Balatum et poésie : Promenade colorée et lyrique

Dans une nouvelle exposition mixte, la galerie Simoncini montre les œuvres bigarrées de Vincent Gagliardi et des panneaux poétiques tirés d’un récent ouvrage de Guy Goffette. Un mélange qui fonctionne à merveille.

L’artiste devant une des œuvres exposées. (Photos: woxx)

« Cette exposition, avec celle qui a lieu en même temps à Forest (région de Bruxelles-Capitale, ndlr), est un peu celle de la maturité pour moi, après 40 ans de pratique artistique », indique Vincent Gagliardi en préambule. De fait, on est impressionné d’emblée par la pureté des lignes et l’absence de fioritures. « Je souhaite laisser une part de liberté au rêve. Il faut que le spectateur puisse aussi exercer son imagination », continue l’artiste. La diversité des coloris frappe également.

Si Gagliardi est de ceux qui préfèrent s’effacer devant leurs œuvres, il s’enflamme lorsqu’il évoque ses voyages au Bangladesh et en Inde, où il a enseigné dans des écoles d’art… sans parler un mot d’anglais. Et d’enchaîner sur sa méthode de travail : « Je ne suis pas un écolo pur et dur, mais j’ai à cœur de réutiliser autant que possible. » Lui qui a débuté aux Beaux-Arts de Metz par la gravure traditionnelle a vite été rebuté par les produits chimiques manipulés pour cette technique, acides en premier lieu, et a jeté rapidement son dévolu sur le balatum, qu’il récupère dans des décharges si nécessaire et qu’il travaille avec passion. Quant aux cadres, il lui arrive de les trouver dans des brocantes ; ceux-ci patientent alors dans son atelier jusqu’à plusieurs années, avant de s’intégrer dans une série de travaux adéquate. Dans l’exposition, quelques cagettes peintes viennent également compléter cette ode au recyclage à visée artistique.
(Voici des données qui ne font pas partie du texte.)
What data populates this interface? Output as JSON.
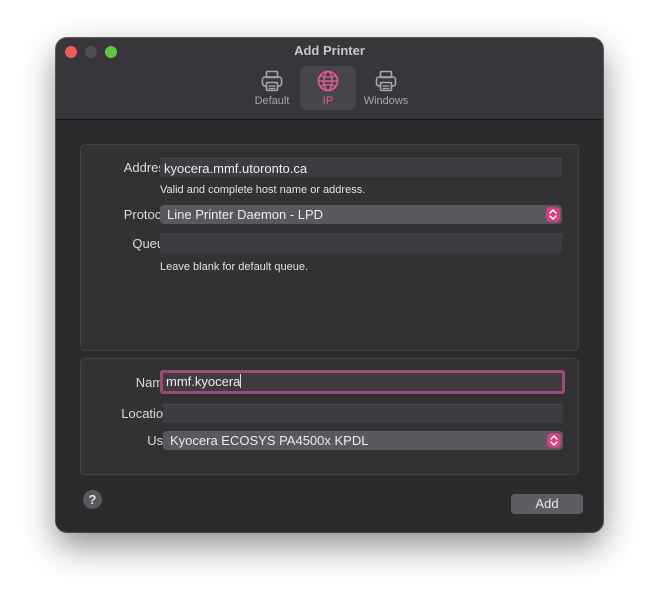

Sur les murs de la galerie, le balatum est magnifié par la peinture, le découpage, l’assemblage ou le cirage – durant parfois deux mois pour plus d’une dizaine de couches. Un thème dominant émerge : la nature. Ainsi, la « Mer rêvée » côtoie « La démarche de l’arbre » ou « L’écoute de la fleur ». À certains moments figuratifs, avec troncs, tiges ou pétales, les tableaux se font aussi plus abstraits, avec des concrétions ou des agencements qui peuvent évoquer des cristaux. Rarement silhouette humaine se dessine, mais, quand elle le fait, c’est pour prêter allégeance aux forces de la nature, comme cet « Auditeur du vent » qui semble porter sur lui tout le poids des murmures du paysage. « La poésie de la cravate », quant à elle, dégage même un certain humour, avec ses contours circulaires qui contiennent une sorte de bourse fermée par l’ornement vestimentaire.

Quand Dickinson
 rencontre Goffette

On l’aura remarqué, les titres de Vincent Gagliardi empruntent aussi à la poésie, notamment par certains télescopages de noms et d’adjectifs. Rien d’étonnant : « Je suis un grand lecteur », confie celui qui voue une admiration sans bornes à Emily Dickinson (1830-1886), jusqu’à s’être inventé dans une série d’œuvres une correspondance imaginaire avec la poétesse américaine. C’est donc tout naturellement que sa « Promenade de la couleur » se mêle à « Paris à ma porte », qui constitue à la fois le titre de l’exposition parallèle et le titre d’un livre récemment paru aux éditions Simoncini. Les vers sont de Guy Goffette, poète belge bien connu et directeur de collection chez Gallimard, qui distille là des souvenirs d’enfance en vers classiques et rimés pour la plupart. Un style au charme désormais un peu suranné qui s’affiche sur de grands panneaux intercalés entre les œuvres picturales.

Cette promenade dans un Paris révolu est empreinte d’une nostalgie toute particulière, qui contraste avec les couleurs exacerbées des tableaux et des sculptures : « Enfant déjà j’aimais les dames / leurs lèvres rouges leurs seins drus / où se perdaient toutes mes larmes / J’avais cinq ou six ans pas plus ». Pour le livre, Gagliardi a concocté deux gravures originales, insérées dans l’édition bibliophile numérotée. Il s’est immergé dans les vers de Goffette, puis a représenté celui-ci (sans pourtant en avoir vu une photographie) dans un environnement de lettres en mouvement. Les travaux qui figurent aux murs de la galerie, qu’ils soient faits de balatum récupéré ou de mots souvenirs, se répondent ainsi sans pourtant qu’il y ait eu concertation.

Jusqu’au 19 mars à la galerie Simoncini.